Cronaca
Zlatan nella bufera

Ibrahimovic: il pranzo al ristorante che imbarazza il testimonial anti Covid della Regione. Moratti: "Verificheremo"

Immortalato, domenica, al ristorante "Tano passami l'olio" in compagnia di altri avventori.

Ibrahimovic: il pranzo al ristorante che imbarazza il testimonial anti Covid della Regione. Moratti: "Verificheremo"
Cronaca Milano, 13 Aprile 2021 ore 10:59

Di certo, quello appena trascorso, non è stato proprio uno dei migliori weekend per Zlatan Ibrahimovic. Il giocatore punta di diamante del Milan, dopo aver ricevuto il cartellino rosso per proteste nel match di sabato contro il Parma, si sarebbe reso protagonista di un pranzo di gruppo al ristorante "Tano passami l'olio" di via Petrarca (zona Parco Sempione) nella giornata di domenica, violando quindi la normativa anti-Covid stabilita per la zona rossa. E il numero 11 rossonero è finito nella bufera, considerato anche il fatto che proprio lui era stato scelto da Regione Lombardia come testimonial contro il coronavirus.

Ibrahimovic pranza al ristorante in zona rossa

Secondo Fanpage.it, domenica 11 aprile 2021, ultimo giorno di zona rossa in Lombardia, Zlatan Ibrahimovic è stato sorpreso a consumare un pranzo di gruppo al ristorante milanese "Tano passami l'olio". Violando le restrizioni da Covid-19, che vietano ai ristoratori di servire i clienti ai tavoli, il bomber del Milan, in compagnia di altri avventori, tra cui l'ex calciatore rossonero Ignazio Abate, ha raggiunto il ristorante di Tano Simonato verso le 13.30. Diverse immagini lo immortalano seduto attorno ad un tavolo in compagnia dello chef e di altre persone con un bicchiere di vino rosso. Il pranzo sarebbe costato ben 300 euro a testa.

Gaffe per il testimonial anti-Covid della Regione

L'entourage del calciatore e il ristoratore hanno negato, secondo loro non si sarebbe trattato di un pranzo, ma di un incontro privato con un numero limitato di persone, durato poco più di un'ora, per discutere di business davanti a un bicchiere di vino rosso.

Le immagini hanno scatenato l'opinione pubblica sui social.

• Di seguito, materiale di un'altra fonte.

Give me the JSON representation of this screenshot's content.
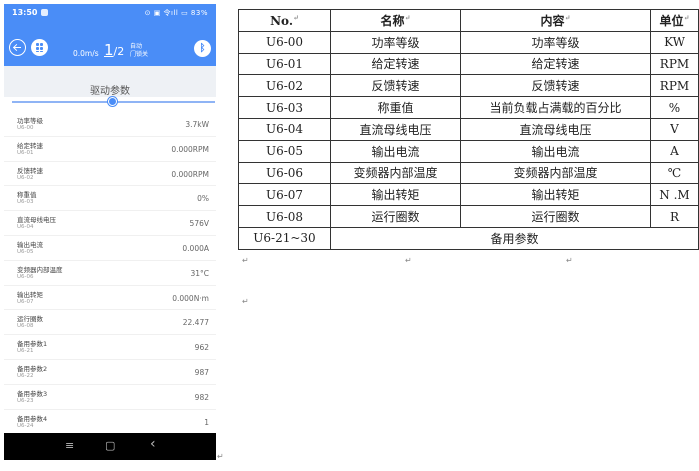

Come noto, lo scorso 29 ottobre 2021, Zlatan era apparso nel video promozionale contro il Covid-19 realizzato dalla Giunta regionale. Le sue parole erano state:

"Il virus mi ha sfidato e io ho vinto, ma tu non sei Zlatan, non sfidare il virus. Usa la testa e rispetta le regole: distanziamento e mascherine".

Un messaggio forte e chiaro che stride con i fatti accaduti nell'ultima domenica di zona rossa.

ZLATAN TESTIMONAL ANTI-COVID:

L'assessore Letizia Moratti: "Verificheremo"

Si è espressa con toni accesi l'assessore lombardo al Welfare Letizia Moratti in Consiglio regionale in merito alle polemiche sulla presenza in un ristorante di Zlatan Ibrahimovic, testimonial della Regione per la campagna anti-Covid, durante la zona rossa:

"Sarà mia cura interloquire con l'assessore Bolognini che ha la responsabilità della campagna di comunicazione per segnalare quanto opportunamente segnalato"

La questione sull'opportunità di proseguire la campagna di comunicazione è stata portata in Aula al Pirellone dal consigliere di +Europa, Michele Usuelli, ringraziato da Moratti per la segnalazione.